Banner of Truth, 1943, reprinted 2015.
Reviewed by Peter Barnes
The flow of church history in Scotland is indeed a fascinating subject, and few have handled it as well as John MacLeod. This work first appeared in 1943, and has been republished now with an appendix on “The Work of a Theological College”.
MacLeod is a fine judge of theological disputes and so, for example, cites the Auchterarder Creed in the days of Thomas Boston: “It is unsound to teach that men must forsake sin in order to come to Christ.” What it was trying to say is that we cannot reform ourselves to bring ourselves to Christ; we must simply come as we are. However, as it stands, it is ambiguous, and MacLeod is quite correct to say that it is “unfortunate and lent itself to misconstruction”.
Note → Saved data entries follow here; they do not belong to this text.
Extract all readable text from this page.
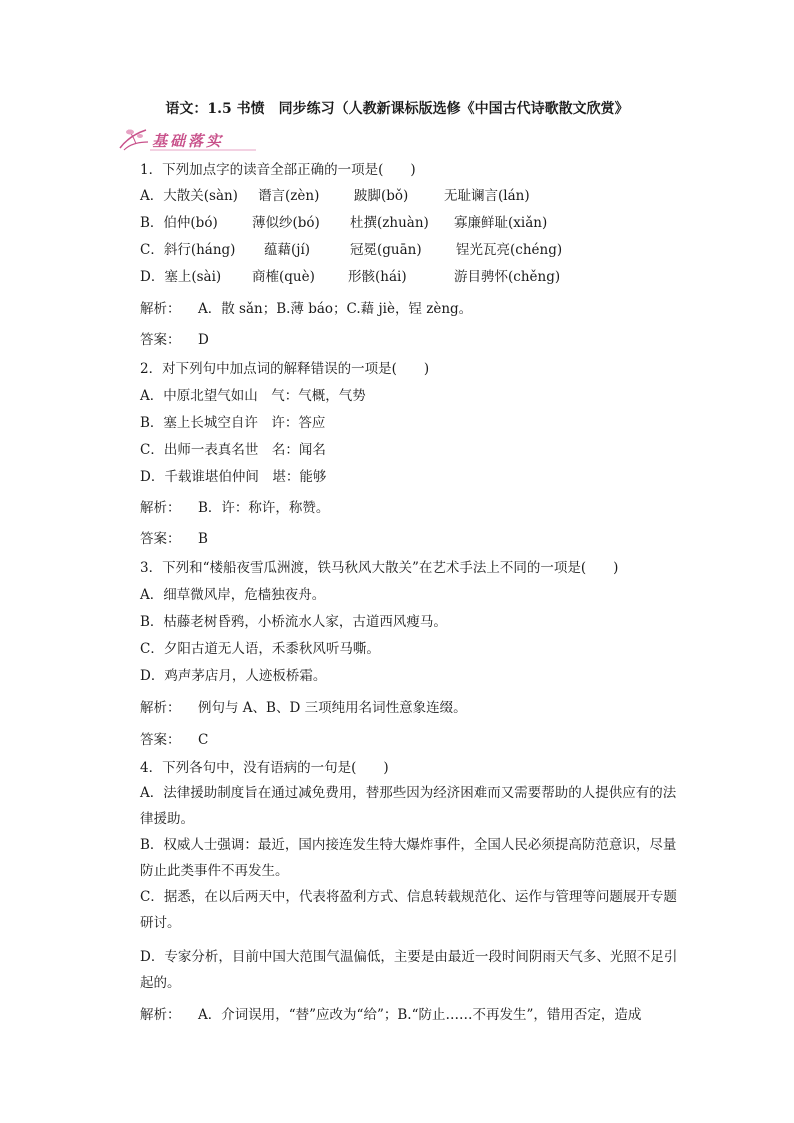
语文：1.5 书愤　同步练习（人教新课标版选修《中国古代诗歌散文欣赏》
基础落实
1．下列加点字的读音全部正确的一项是(　　)
A．大散关(sàn) 谮言(zèn)	跛脚(bǒ)	无耻谰言(lán)
B．伯仲(bó)	薄似纱(bó) 杜撰(zhuàn) 寡廉鲜耻(xiǎn)
C．斜行(háng) 蕴藉(jí)	冠冕(guān)	锃光瓦亮(chéng)
D．塞上(sài) 商榷(què) 形骸(hái)	游目骋怀(chěng)
解析： A．散 sǎn；B.薄 báo；C.藉 jiè，锃 zèng。
答案： D
2．对下列句中加点词的解释错误的一项是(　　)
A．中原北望气如山　气：气概，气势
B．塞上长城空自许　许：答应
C．出师一表真名世　名：闻名
D．千载谁堪伯仲间　堪：能够
解析： B．许：称许，称赞。
答案： B
3．下列和“楼船夜雪瓜洲渡，铁马秋风大散关”在艺术手法上不同的一项是(　　)
A．细草微风岸，危樯独夜舟。
B．枯藤老树昏鸦，小桥流水人家，古道西风瘦马。
C．夕阳古道无人语，禾黍秋风听马嘶。
D．鸡声茅店月，人迹板桥霜。
解析： 例句与 A、B、D 三项纯用名词性意象连缀。
答案： C
4．下列各句中，没有语病的一句是(　　)
A．法律援助制度旨在通过减免费用，替那些因为经济困难而又需要帮助的人提供应有的法律援助。
B．权威人士强调：最近，国内接连发生特大爆炸事件，全国人民必须提高防范意识，尽量防止此类事件不再发生。
C．据悉，在以后两天中，代表将盈利方式、信息转载规范化、运作与管理等问题展开专题研讨。
D．专家分析，目前中国大范围气温偏低，主要是由最近一段时间阴雨天气多、光照不足引起的。
解析： A．介词误用，“替”应改为“给”；B.“防止……不再发生”，错用否定，造成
There are a fund of stories here which illumine Scotland’s chequered history from the times of John Knox to those of the Broad Church ushering in what MacLeod calls “the ebb-tide”. Some interesting and contentious claims are made, such as that Jonathan Edwards came to Presbyterian views of church government, and that Paraphrases ought to be rejected as songs. Most incisively, he considers that Barthianism needs a controlling principle. MacLeod retired in 1942, and so missed the rise of the Baillies and the Torrances, but we can guess his what his views would have been – and applaud them. All students of Scottish theology – or Reformed theology in general – will welcome this study, anchored as it is in history.